#### Problem addressed:
Instead of approaching the problem why pre-training works, this paper addresses why traditional way of training deep NNs dont work.
The main focus of this paper is to empirically study why deep nets dont work with backprop without any pre-training. To analyse this, the authors mainly study the trends of activations and gradient strength across layers vs training iteration using simple backprop. Their study shows that the higher layer units saturate to 0 in the case of Sigmoid which prevents any backpropagated gradients to lower layers. It takes a lot of iterations to get out of saturation after which the lower layers start to learn.

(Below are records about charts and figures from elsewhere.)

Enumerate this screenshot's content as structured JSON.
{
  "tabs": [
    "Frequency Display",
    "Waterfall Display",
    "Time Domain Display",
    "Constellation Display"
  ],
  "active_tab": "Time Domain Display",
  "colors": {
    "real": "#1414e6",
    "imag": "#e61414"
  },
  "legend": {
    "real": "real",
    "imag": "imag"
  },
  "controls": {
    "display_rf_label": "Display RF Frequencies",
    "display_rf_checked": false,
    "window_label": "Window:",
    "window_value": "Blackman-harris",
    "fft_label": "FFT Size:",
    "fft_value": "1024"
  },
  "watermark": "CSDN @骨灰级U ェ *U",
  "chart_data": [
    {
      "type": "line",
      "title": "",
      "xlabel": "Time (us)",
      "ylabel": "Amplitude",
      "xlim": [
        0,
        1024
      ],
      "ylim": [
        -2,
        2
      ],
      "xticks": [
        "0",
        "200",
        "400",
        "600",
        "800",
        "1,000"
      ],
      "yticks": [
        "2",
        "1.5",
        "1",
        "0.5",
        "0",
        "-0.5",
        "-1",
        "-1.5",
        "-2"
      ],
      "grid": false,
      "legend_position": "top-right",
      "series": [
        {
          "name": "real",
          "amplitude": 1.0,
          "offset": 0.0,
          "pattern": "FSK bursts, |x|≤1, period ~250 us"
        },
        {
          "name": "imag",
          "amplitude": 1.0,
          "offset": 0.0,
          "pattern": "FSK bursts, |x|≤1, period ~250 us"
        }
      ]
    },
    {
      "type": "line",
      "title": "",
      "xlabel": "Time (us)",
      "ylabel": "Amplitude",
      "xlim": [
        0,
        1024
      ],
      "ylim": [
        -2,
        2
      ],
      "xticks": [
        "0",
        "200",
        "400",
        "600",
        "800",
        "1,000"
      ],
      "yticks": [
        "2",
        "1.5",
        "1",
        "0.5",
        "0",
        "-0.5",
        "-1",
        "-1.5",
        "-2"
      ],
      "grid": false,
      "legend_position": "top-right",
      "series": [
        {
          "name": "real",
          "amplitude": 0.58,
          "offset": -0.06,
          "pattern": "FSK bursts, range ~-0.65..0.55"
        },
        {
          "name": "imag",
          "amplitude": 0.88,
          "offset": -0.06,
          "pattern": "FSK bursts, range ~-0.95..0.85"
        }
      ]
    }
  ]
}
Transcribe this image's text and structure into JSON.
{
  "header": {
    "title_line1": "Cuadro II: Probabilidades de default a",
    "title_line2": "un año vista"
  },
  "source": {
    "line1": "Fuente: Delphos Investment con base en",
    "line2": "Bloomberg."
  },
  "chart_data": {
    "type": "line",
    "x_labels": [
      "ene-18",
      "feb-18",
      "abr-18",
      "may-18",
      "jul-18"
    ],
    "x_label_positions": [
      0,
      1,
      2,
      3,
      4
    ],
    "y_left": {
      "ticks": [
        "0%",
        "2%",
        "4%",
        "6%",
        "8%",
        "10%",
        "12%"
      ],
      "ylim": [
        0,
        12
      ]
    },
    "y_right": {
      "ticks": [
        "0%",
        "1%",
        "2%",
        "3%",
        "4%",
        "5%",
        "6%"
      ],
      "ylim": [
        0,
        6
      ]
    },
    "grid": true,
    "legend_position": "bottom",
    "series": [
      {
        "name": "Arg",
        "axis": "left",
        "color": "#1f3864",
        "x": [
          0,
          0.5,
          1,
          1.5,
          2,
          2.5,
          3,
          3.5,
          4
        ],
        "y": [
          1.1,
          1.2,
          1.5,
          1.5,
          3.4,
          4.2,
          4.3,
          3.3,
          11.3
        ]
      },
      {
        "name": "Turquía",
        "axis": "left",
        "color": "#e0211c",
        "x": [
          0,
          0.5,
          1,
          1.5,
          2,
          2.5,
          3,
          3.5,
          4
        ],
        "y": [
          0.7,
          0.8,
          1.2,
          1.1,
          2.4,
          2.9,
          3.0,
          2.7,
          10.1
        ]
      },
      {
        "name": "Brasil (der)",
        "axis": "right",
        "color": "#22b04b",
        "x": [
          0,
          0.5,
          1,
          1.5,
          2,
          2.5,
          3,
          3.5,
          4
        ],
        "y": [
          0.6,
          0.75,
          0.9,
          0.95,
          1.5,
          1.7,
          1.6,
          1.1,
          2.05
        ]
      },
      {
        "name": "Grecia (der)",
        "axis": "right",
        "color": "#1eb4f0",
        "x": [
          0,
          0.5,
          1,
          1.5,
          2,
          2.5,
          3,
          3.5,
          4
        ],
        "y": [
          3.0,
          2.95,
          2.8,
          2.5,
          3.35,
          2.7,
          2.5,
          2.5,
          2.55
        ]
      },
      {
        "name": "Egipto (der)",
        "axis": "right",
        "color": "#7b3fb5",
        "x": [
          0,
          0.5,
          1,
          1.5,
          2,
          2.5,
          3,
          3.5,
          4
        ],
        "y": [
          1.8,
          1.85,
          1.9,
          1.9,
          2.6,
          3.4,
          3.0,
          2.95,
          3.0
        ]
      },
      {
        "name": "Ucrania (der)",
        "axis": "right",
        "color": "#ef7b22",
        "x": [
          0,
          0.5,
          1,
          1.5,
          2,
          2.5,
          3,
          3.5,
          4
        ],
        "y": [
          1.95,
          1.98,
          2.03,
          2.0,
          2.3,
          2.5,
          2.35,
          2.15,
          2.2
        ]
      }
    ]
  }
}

For this reason the authors suggest using activations symmetric around 0 to avoid saturation, like Tanh and Softsign. For Tanh, they find that units of every layer initialized on either part of 0 start saturating (to respective sides) one after the other starting from lower layer to higher layer. For Softsign on the other hand, units from all layers move towards saturation together. Further the histogram of final activations suggest that Tanh units have a peak at both 0 and -1,+1 saturation, while Softsign units generally lie in the linear region. Note that the linear region in Tanh/Softsign has activation gradients-- hence propagates information.
The most interesting part of this study is the way the authors analyse the flow of information from the input layer to the top layer and vice versa. While the forward prop transmits the information about input to higher layers, backward prop transmits the error gradient. They measure the flow of information in terms of the variance of activation (forward) and gradients (backwards) for different layers. Since we would want the information flow to be equal at all layers, the variance should also be the same. So they propose to initialize the weight vectors such that this variance is preserved across layers. They call this ""Normalized Initialization"". Their empirical results show that both activations and gradients (hence information) at all layers have better propagation with their initialization.
Analysis of activation values and back-prop gradient across layers for analyzing training difficulties. Also, a new weight initialization method.
The variance study for activation/gradient is done for linear networks but applied to Tanh and Softsign. How is this justified?
Shapeset 3x2, MNIST, CIFAR-10